KDIGO Classification of Renal Injury


AKI is the result of nephrotoxic and/or hypoxic injury to the glomeruli and renal tubules.1 Reduced blood flow causes hypoxic injury and damages the proximal tubular cells. Common nephrotoxins include aminoglycosides, contrast agents, calcineurin inhibitors, amphotericin B, and nonsteroidal anti-inflammatory drugs.4 Inflammatory mediators intensify renal tubular damage.2

AKI is frequently classified based on three major anatomic locations of injury: prerenal, renal, and postrenal disease.

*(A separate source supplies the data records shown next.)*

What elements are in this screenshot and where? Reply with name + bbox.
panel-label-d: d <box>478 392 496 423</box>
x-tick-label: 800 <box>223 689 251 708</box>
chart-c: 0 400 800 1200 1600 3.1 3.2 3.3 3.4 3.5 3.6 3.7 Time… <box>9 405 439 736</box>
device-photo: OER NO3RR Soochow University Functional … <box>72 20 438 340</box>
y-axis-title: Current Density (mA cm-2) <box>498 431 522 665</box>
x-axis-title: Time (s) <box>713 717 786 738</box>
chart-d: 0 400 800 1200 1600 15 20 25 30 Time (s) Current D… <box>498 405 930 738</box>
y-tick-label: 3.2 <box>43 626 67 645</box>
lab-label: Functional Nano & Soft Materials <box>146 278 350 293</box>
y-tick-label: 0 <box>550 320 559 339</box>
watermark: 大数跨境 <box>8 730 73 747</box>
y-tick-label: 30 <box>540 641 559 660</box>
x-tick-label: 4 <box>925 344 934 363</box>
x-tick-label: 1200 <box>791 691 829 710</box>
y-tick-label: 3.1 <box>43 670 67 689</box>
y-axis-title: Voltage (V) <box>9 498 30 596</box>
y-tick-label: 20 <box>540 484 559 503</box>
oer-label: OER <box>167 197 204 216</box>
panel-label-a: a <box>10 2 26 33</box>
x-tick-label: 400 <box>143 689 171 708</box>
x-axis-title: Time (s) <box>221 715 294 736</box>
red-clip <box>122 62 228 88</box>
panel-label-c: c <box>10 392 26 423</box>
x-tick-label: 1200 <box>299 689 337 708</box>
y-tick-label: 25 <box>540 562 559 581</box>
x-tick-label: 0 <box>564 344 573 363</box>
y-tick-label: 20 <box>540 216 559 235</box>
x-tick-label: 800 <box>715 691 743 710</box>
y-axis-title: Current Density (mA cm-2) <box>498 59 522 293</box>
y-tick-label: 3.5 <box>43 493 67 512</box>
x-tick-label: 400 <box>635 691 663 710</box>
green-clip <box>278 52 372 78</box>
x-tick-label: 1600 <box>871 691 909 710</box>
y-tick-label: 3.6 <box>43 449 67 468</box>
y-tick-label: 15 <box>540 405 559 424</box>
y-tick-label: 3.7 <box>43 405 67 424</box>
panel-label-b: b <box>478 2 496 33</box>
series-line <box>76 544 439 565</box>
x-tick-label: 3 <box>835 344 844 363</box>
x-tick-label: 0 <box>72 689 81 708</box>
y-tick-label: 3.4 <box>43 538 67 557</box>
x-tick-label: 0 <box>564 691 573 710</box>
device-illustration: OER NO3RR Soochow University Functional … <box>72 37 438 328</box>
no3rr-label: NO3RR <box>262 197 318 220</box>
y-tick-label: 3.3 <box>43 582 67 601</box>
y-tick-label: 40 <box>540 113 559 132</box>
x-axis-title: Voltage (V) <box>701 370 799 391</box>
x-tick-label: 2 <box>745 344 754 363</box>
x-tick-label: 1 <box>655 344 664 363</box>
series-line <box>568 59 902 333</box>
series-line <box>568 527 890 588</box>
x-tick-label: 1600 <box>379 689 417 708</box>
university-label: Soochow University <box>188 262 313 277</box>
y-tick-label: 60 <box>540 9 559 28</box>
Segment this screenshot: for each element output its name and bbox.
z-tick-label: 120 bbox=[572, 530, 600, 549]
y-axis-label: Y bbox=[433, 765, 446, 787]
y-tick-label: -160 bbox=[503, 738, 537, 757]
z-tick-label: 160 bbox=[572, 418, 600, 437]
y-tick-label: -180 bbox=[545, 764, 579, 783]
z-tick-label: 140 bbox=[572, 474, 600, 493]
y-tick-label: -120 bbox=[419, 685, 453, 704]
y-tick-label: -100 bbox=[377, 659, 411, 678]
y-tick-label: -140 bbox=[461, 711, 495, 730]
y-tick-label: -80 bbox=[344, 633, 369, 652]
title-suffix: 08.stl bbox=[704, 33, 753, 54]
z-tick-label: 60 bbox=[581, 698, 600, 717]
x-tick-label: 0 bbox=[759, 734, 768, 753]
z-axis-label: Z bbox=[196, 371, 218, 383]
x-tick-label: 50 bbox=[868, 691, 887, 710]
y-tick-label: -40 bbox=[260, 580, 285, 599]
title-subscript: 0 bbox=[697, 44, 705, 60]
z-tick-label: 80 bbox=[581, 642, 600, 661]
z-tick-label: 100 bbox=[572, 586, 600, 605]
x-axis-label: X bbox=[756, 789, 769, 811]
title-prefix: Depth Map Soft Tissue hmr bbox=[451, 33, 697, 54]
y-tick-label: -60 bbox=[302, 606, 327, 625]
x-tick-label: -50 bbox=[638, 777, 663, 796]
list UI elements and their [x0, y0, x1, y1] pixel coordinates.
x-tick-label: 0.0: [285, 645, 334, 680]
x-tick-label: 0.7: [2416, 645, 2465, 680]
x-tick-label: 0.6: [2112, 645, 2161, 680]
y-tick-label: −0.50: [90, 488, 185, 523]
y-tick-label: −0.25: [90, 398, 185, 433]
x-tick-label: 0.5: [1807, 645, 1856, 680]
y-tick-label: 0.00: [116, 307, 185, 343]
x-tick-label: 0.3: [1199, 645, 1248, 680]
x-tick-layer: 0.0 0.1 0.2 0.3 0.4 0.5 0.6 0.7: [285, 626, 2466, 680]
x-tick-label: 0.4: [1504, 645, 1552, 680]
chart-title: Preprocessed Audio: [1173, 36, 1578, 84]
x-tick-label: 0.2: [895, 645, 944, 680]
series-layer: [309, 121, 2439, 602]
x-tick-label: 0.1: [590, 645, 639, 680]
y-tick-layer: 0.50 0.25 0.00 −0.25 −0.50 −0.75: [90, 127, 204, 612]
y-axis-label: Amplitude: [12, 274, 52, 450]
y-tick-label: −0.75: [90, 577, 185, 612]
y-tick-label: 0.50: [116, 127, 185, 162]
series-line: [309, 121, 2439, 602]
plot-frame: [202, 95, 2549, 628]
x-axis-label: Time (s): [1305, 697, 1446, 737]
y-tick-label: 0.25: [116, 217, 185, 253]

Prerenal disease is typically caused by inadequate renal perfusion and is the most common class of AKI. Prerenal AKI is typically due to hypovolemia (e.g., bleeding or GI losses such as vomiting and diarrhea), decreased renal artery blood flow, or reduction in effective circulation (e.g., heart failure, cardiogenic shock, third spacing in septic shock). Renal disease or intrinsic renal disease occurs when there is structural damage to the renal parenchyma. Common causes of renal disease include glomerular diseases (e.g., pyelonephritis, nephrotic syndrome, glomerulonephritis, Henoch-Schönlein purpura), vascular diseases (e.g., hemolytic-uremic syndrome, thrombosis, vasculitides), interstitial diseases (e.g., interstitial nephritis, infections), and tubular injuries (e.g., ischemia, nephrotoxins, hypotension). Lastly, postrenal disease is typically due to an obstruction caused by congenital or acquired anomalies to the lower urinary tract. Examples include nephrolithiasis, renal vein thrombosis, pelvic masses (e.g., lymphoma, rhabdomyosarcoma), and urethral obstruction (posterior ureteral valves).